Paulo Sérgio, um dos motoristas da linha 188 Assunção, sentado ao volante, entrega meu troco enquanto gira a cabeça para trás: precisa conferir se nenhum espertalhão vai subir pela porta de desembarque, no fundo do ônibus.
Quem cuidava dessas coisas – troco e passageiro malandro – era o cobrador, que deixou de existir em 20 linhas de Porto Alegre. Daqui a quatro anos, conforme o plano da prefeitura, nenhum ônibus da cidade vai contar com esse profissional. Era o cobrador quem puxava a cordinha para alguém descer, quem dava informações, quem ajudava cadeirantes a embarcar, quem mediava conflitos e respondia pela ordem do veículo. Agora, é tudo com o motorista.

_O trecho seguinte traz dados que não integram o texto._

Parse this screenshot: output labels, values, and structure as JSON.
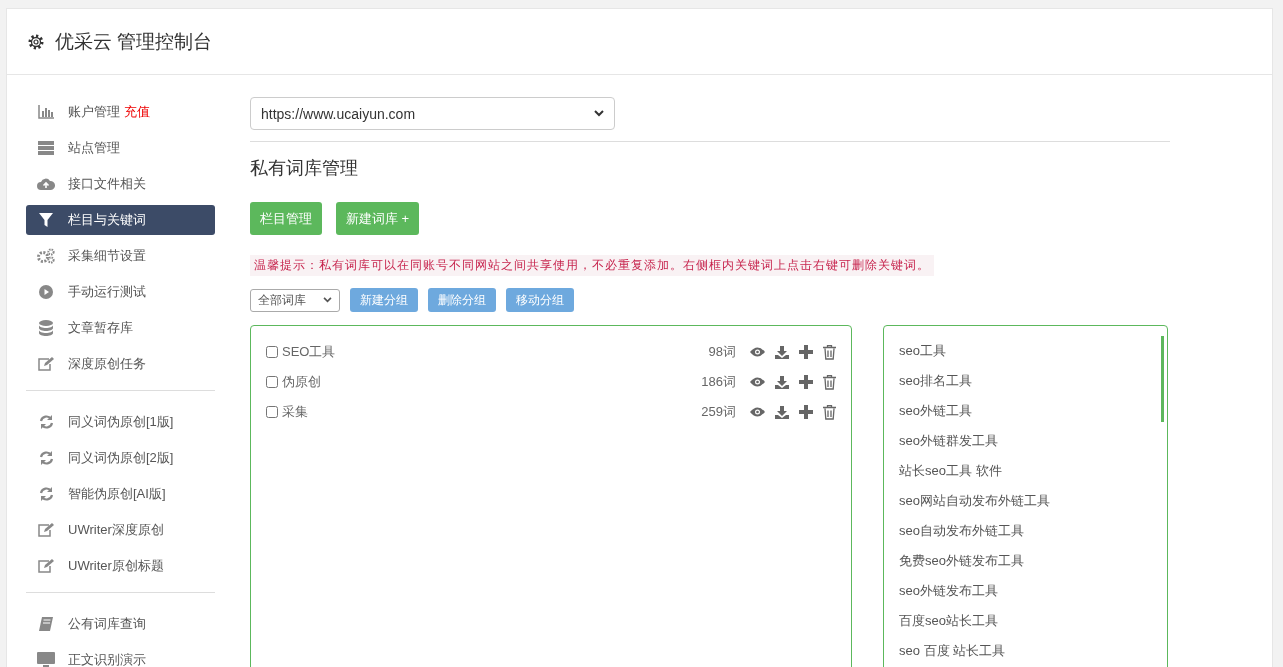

Paulo Sérgio não reclama, apenas admite algum receio de não dar conta. E os passageiros, tanto no Assunção quanto no Caldre Fião – outra linha em que circulei –, se mostram compadecidos com o acúmulo de funções do condutor. Significa que os cobradores deveriam ser mantidos? Não: a extinção do cobrador é uma realidade no mundo todo. Significa que as funções que o cobrador exercia também precisam acabar – ou, no mínimo, ser revistas.
No Chile ou na Colômbia, por exemplo, não tem cobrador mas também não se aceita dinheiro. É só tíquete ou vale-transporte (como o nosso cartão TRI). Algumas cidades, na verdade, até aceitam dinheiro vivo, mas não existe troco: ou o passageiro paga o valor exato da passagem, ou paga mais – se a tarifa custa R$ 4,80 e o usuário só tem R$ 5, vai gastar R$ 5.
– Não dá para sobrecarregar um profissional que precisa se manter atento ao principal, que é o trânsito. Motorista não pode ficar cuidando se alguém entra pela porta de trás; ele tem que olhar para a frente – diz Luis Antonio Lindau, PhD em transporte e diretor do programa de cidades do instituto WRI Brasil.
Em países da Europa, segundo Lindau, o passageiro entra pela porta que quiser, mas a fiscalização aparece de surpresa em algumas viagens para checar se a passagem foi paga. Se não foi, multa nele. Claro que a estratégia aqui pode ser diferente, desde que alivie o motorista. Uma possibilidade seria garantir compensações: em cidades que adotaram ônibus elétricos, por exemplo, sem troca de marcha, sem trepidação e sem ruído, o nível de estresse dos condutores despencou.
– As esposas perceberam seus maridos mais felizes – diz o doutor em transporte.
Verdade que a extinção dos cobradores recém atravessa fase de testes em Porto Alegre. Mas, justamente por isso, não há momento melhor para apontar o que vai mal.